Etanercept, a recombinant human tumor necrosis factor (TNF)—receptor Fc fusion protein, is an effective treatment for adults with rheumatoid arthritis, anklylosing spondylitis, psoriatic arthritis, or plaque psoriasis, and for children with juvenile idiopathic arthritis and plaque psoriasis. Patent expiration for the reference product (Enbrel) in Europe and intense development of etanercept biosimilars worldwide triggered the need for the development of an international reference standard to allow the determination of biological activity.
Several biosimilar etanercept products are now approved in the United States and in Europe, and several more “intended copy” versions of etanercept are approved in poorly regulated countries.
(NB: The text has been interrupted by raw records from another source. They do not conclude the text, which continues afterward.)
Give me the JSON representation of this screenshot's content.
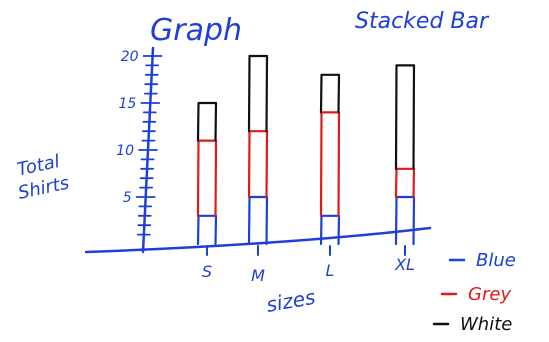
{
  "colors": {
    "ink_blue": "#1f3fd6",
    "red": "#e01a1a",
    "black": "#111111",
    "background": "#ffffff"
  },
  "chart_data": {
    "type": "bar",
    "stacked": true,
    "title": "Graph",
    "subtitle": "Stacked Bar",
    "xlabel": "sizes",
    "ylabel_line1": "Total",
    "ylabel_line2": "Shirts",
    "categories": [
      "S",
      "M",
      "L",
      "XL"
    ],
    "ylim": [
      0,
      20
    ],
    "yticks": [
      5,
      10,
      15,
      20
    ],
    "series": [
      {
        "name": "Blue",
        "values": [
          3,
          5,
          3,
          5
        ],
        "color": "#1f3fd6"
      },
      {
        "name": "Grey",
        "values": [
          8,
          7,
          11,
          3
        ],
        "color": "#e01a1a"
      },
      {
        "name": "White",
        "values": [
          4,
          8,
          4,
          11
        ],
        "color": "#111111"
      }
    ],
    "legend_placement": "bottom-right",
    "grid": false
  }
}
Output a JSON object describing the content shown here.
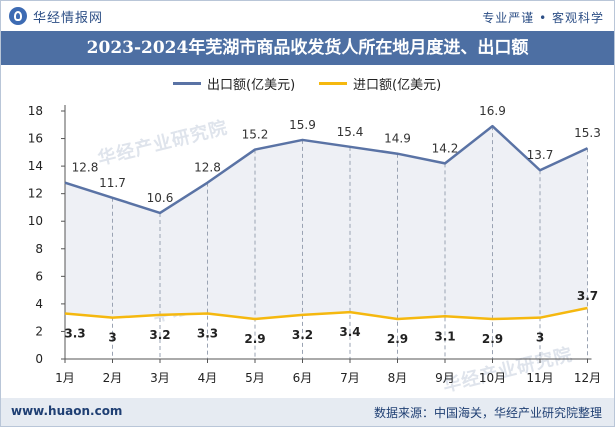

Availability of an international reference standard (IS) would allow qualification of assays for determining biological activity of intended copies or biosimilars, enabling market availability of etanercept products with similar biological activities and ensuring patient access to products that are consistent in quality and efficacy.
Meenu Wadhwa, PhD, and colleagues sought to select a suitable standard and assign a unitage for in vitro biological activity. The researchers evaluated, in collaboration with the European Pharmacopeia, 3 candidate etanercept preparations for their suitability to serve as an IS for bioactivity of etanercept in a multicenter, international study comprising 28 laboratories from 15 countries. Their report is published in the August 2017 issue of the Journal of Immunological Methods.
The study had 2 goals: first, to assess the suitability of candidate preparations of etanercept to serve as the first IS for the bioassay of human etanercept by assaying their biological activity in a range of routine, in-house bioassays, and second, to assess the relative activity of the candidate preparations in different assays in current use and determine, if possible, concentrations of etanercept required to neutralize specific amounts of tumor necrosis factor-alpha.
The 3 preparations (coded as 13/192, 13/204, and 13/260) were tested for neutralization activity against the third TNF-alpha IS in different in vitro cell-based assays. Regardless of the assay and the amount of TNF-alpha IS used, potency estimates for the different preparations were very similar, the authors found. Results indicated that the candidate coded 13/204 was stable and suitable to serve as an IS for the biological activity of etanercept. Therefore, preparation 13/204 was established by the World Health Organization (WHO) Expert Committee on Biological Standardization in 2015 as WHO’s first IS for etanercept with an assigned in vitro bioactivity of 10,000 IU per ampule.
This first-in-class IS is available from the National Institute for Biological Standards and Control and also as a biological reference preparation from the European Directorate for the Quality of Medicines and Healthcare. It is intended to control the performance of biological assays for etanercept and to support the establishment of in-house bioassay standards, the researchers said. They stress that it is not intended for describing the labelling or dosage of etanercept therapeutic products or for use as a comparator (reference product) for biosimilarity determination.